Moat Rating: A 3 out of 5
- Justification: They have significant advantages in scale, distribution, and customer relationships, which allows them to outcompete smaller competitors. Although they are well-positioned, their dependence on commodity sales limits pricing power and it would be difficult to achieve wide-moat-level protection. Furthermore, they don’t have the unique technology that some software and tech companies possess.
{: .important} Legitimate Risks To Moat & Business
- Economic Cyclicality: The company is dependent on construction activity, which is inherently cyclical. A slowdown in construction, particularly municipal projects, can reduce their revenue. The company has shown ability to be able to manage these issues during downturns.
- Integration Risks: Acquisitions, while crucial to growth, may pose challenges with integration and value capture. The more they acquire, the more risk involved.
- Supply Chain Disruptions: The company is vulnerable to supply chain disruptions due to global conditions or supplier issues, which can increase costs and reduce availability of products. The war in Ukraine has disrupted global trade flows.
- Competition: Their competitors are always trying to underprice them in the commodity space, although most are smaller, there’s always a chance for new innovative competition that could cause a disruption to their market.

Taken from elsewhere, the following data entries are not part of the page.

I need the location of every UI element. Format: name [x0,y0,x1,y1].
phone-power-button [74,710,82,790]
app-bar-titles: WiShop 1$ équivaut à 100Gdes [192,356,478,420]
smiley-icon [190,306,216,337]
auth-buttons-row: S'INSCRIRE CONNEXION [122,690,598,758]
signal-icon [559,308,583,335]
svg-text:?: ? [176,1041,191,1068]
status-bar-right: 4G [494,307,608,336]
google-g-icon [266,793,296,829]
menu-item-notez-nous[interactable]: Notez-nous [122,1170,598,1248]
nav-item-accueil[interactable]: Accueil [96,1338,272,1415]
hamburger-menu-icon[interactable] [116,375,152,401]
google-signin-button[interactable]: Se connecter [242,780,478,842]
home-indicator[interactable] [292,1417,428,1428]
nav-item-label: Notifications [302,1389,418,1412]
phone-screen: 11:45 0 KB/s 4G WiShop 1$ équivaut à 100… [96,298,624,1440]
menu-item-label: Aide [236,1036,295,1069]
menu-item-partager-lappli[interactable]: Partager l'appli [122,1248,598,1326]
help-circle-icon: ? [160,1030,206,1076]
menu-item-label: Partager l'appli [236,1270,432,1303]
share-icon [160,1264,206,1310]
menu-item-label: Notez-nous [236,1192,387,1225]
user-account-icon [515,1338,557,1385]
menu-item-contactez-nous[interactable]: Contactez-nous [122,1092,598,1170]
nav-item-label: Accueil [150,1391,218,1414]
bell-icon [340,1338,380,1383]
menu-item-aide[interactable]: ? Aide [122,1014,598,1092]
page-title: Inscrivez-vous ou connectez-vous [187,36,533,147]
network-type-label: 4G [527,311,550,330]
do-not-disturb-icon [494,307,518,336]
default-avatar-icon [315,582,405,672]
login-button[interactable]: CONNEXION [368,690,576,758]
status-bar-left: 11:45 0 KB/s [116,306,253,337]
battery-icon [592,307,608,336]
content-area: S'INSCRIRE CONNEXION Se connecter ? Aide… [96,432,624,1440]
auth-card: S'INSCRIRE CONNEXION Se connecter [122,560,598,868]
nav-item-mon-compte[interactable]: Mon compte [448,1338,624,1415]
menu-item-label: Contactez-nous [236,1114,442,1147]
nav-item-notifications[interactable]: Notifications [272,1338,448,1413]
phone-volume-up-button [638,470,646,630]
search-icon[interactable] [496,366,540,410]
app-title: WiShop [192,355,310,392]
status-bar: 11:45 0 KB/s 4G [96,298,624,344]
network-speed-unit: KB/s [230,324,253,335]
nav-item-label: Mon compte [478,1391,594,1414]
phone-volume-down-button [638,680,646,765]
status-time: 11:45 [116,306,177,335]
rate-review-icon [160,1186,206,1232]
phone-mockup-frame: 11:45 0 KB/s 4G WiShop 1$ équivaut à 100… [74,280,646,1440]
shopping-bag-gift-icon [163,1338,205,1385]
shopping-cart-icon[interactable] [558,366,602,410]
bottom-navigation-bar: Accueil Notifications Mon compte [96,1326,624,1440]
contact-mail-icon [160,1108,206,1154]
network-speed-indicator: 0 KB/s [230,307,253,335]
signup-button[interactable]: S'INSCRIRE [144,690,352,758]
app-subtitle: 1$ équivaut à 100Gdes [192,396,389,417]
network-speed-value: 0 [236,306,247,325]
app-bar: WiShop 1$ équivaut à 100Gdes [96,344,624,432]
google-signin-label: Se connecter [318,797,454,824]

- Pricing Pressure The company sells a variety of commodity-like products, in most cases they will not have pricing power.
Business Resilience
- Core & Main’s diverse customer base and their emphasis on MRO (Maintenance, Repair, and Overhaul) activities provide some resilience to their business due to consistent demand from these sources.
- The nature of the products they provide are necessary for maintaining essential water and wastewater infrastructure, which means demand will be there in good and bad times.
- They have shown their ability to quickly respond to supply chain disruptions, which should mean that they can navigate such disruptions well in the future.
- Their consistent profitability and focus on value creation indicates the company has good management that puts long-term value creation over short-term metrics.
- Their balance sheet does allow them some room to maneuver during bad times.
Understandability: 1 / 5 Core & Main’s business is a simple concept but very complex in terms of specifics, including industry specific terms, different business lines that are intertwined, various products and services sold. Understanding which parts of the business create the most value is a complicated process, since there are so many parts. Rating: 1 out of 5
Balance Sheet Health: 4 / 5
- Liquidity: They have a significant amount of liquidity, and easily have a good source of funds to draw on if they are to need it.
- Capital Structure: While their current Debt-to-EBITDA has fluctuated, it is still below their target. The company is focused on bringing this down. Their long-term debt is easily manageable.
- Risk of Bankruptcy: The probability of the company going bankrupt is very low and it is unlikely they will face such issues due to their solid financial standing.
Rating: 4 out of 5
Additional Notes:
- Concerns About Valuation: In Q1 2024’s conference call, analysts questioned whether the current trading multiple would be sustainable.
- Management Commentary on Valuation: Management believes their multiples are reasonable and in-line with peers, due to the companies strong margins, financial standing, and growth.
- Share Repurchases: They have a share buyback program, and the goal is to use excess cash to acquire more shares and bring down debt.
- Future Focus: The company remains focused on organic growth, integrating new acquisitions, and investing in their supply chain.